Fil rouge : A = (2 1 ; 0 3) (λ = 3, 2 ; u₁ = (1,1), u₂ = (1,0)), la matrice symétrique S = (2 1 ; 1 2) (λ = 3, 1), et un nuage centré de trois points dont la covariance vaut (1 1 ; 1 4).
Applications linéaires — colonnes, noyau, affine
QVue « par colonnes » de Ax : que vaut-il, et que dit-elle sur l'image de A ?›
Ax est la combinaison linéaire des colonnes de A pondérée par les coordonnées de x : Ax = Σ xj cj. L'image de A est donc l'espace engendré par ses colonnes.

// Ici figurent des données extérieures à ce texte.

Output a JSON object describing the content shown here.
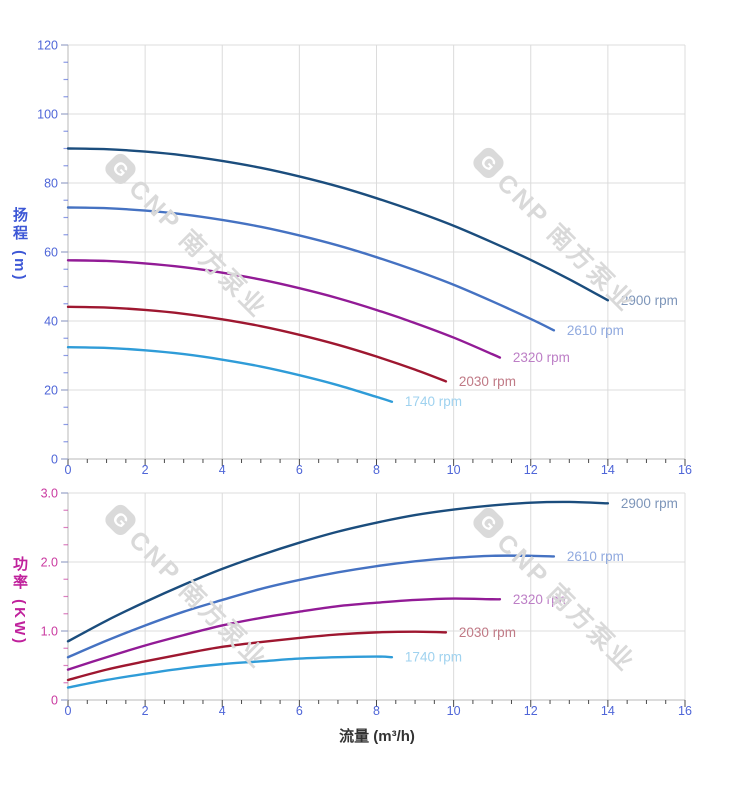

c₁ = (1,4), c₂ = (2,5), c₃ = (3,6), x = (7, −2, 4) : Ax = 7c₁ − 2c₂ + 4c₃ = (15, 42).
« Chaque coordonnée de x multiplie une colonne, donc Ax est une combinaison des colonnes, donc tout ce que A peut produire vit dans l'espace des colonnes. »

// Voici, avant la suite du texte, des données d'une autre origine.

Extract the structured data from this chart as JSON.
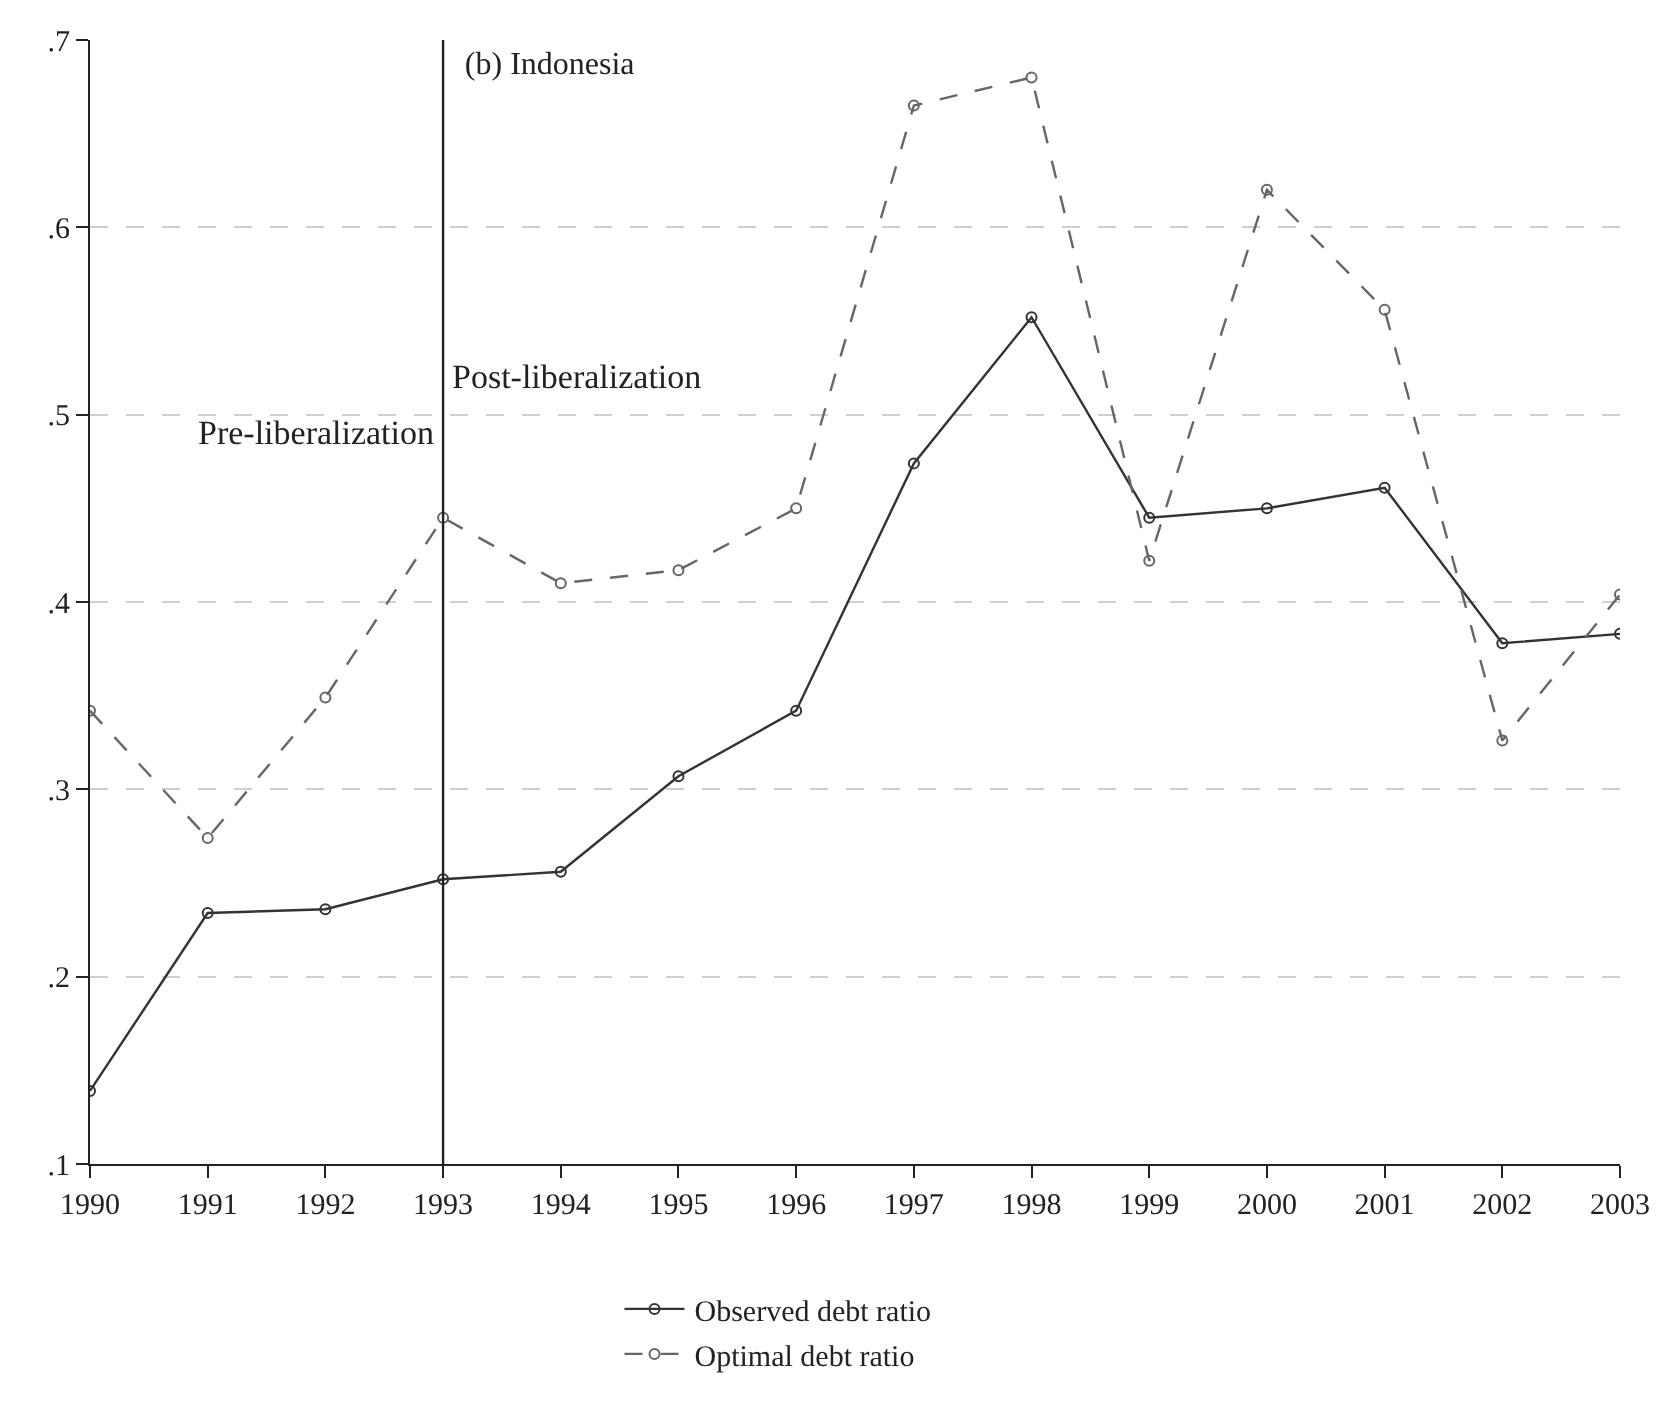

QPourquoi une matrice qui « écrase » (noyau non réduit à {0}) ne peut-elle pas être inversée ?›
Écraser détruit de l'information, et aucune fonction ne peut la ressusciter. Si Ak = 0 avec k ≠ 0, alors A(x + k) = Ax : deux entrées distinctes ont la même image, donc pas d'inverse.
Conséquence : Ax = b a zéro solution (b hors de l'image) ou une infinité (solution particulière + noyau), jamais exactement une.

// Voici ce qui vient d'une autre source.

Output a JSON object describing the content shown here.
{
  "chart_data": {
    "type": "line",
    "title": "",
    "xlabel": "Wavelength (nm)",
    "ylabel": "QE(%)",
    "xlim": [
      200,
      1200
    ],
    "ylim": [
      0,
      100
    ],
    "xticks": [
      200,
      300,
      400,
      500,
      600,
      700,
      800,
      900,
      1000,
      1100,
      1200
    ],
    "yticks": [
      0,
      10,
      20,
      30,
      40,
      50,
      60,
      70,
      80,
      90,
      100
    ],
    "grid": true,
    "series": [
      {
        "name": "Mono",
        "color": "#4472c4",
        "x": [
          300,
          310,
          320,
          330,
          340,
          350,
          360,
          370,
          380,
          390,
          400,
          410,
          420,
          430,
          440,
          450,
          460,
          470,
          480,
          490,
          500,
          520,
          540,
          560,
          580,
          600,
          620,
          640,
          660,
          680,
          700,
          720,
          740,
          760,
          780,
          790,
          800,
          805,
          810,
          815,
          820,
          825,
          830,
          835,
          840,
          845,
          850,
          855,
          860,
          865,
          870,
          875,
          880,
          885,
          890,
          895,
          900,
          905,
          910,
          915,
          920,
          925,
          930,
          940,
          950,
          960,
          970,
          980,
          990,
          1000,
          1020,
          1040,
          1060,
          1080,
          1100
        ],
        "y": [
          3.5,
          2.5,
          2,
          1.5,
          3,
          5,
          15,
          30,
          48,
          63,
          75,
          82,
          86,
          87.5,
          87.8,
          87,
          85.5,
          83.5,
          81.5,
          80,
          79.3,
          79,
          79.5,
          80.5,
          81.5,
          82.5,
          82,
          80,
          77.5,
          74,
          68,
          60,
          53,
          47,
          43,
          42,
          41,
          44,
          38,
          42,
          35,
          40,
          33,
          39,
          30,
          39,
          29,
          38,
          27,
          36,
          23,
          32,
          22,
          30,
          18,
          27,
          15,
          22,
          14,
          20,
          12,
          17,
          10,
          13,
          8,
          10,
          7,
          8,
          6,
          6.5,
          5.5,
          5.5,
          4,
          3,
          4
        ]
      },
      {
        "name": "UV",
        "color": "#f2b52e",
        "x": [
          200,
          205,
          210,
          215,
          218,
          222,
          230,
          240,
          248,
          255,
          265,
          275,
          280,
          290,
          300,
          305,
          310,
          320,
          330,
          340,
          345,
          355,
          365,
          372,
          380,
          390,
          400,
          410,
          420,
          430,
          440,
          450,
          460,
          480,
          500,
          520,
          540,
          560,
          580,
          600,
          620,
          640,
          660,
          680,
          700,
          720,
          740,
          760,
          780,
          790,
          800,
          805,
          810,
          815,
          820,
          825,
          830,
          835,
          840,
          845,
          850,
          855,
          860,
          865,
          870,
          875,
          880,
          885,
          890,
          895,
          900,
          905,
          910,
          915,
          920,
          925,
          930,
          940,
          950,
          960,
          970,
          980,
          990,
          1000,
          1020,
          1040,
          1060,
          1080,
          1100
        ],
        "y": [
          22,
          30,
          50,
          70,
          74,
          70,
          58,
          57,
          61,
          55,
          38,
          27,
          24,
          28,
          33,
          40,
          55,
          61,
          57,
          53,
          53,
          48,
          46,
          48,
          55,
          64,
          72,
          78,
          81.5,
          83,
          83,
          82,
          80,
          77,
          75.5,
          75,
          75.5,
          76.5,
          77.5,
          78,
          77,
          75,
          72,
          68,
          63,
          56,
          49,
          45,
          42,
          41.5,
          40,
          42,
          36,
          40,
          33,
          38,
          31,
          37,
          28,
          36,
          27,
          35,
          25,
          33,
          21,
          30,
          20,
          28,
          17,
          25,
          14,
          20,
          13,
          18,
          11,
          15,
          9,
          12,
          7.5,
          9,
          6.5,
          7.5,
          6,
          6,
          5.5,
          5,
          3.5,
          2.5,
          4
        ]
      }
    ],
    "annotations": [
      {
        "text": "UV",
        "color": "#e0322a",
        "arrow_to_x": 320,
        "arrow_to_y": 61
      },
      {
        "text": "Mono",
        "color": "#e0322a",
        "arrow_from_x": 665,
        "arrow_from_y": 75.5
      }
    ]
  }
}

« Un vecteur non nul est envoyé sur 0, donc deux entrées différentes ont la même sortie, donc l'application n'est pas injective, donc elle n'a pas d'inverse. »
QPourquoi la couche y = Wx + b d'un réseau n'est-elle pas linéaire au sens algébrique ?›
Elle est affine : le biais b casse f(0) = 0. Toute application linéaire envoie 0 sur 0.
En dimension 1, h(x) = 3x + 1 a pour graphe une droite mais h(0) = 1.
« Une application linéaire vérifie f(0) = 0, donc dès que b ≠ 0 la couche ne le vérifie plus, donc elle est affine, pas linéaire. »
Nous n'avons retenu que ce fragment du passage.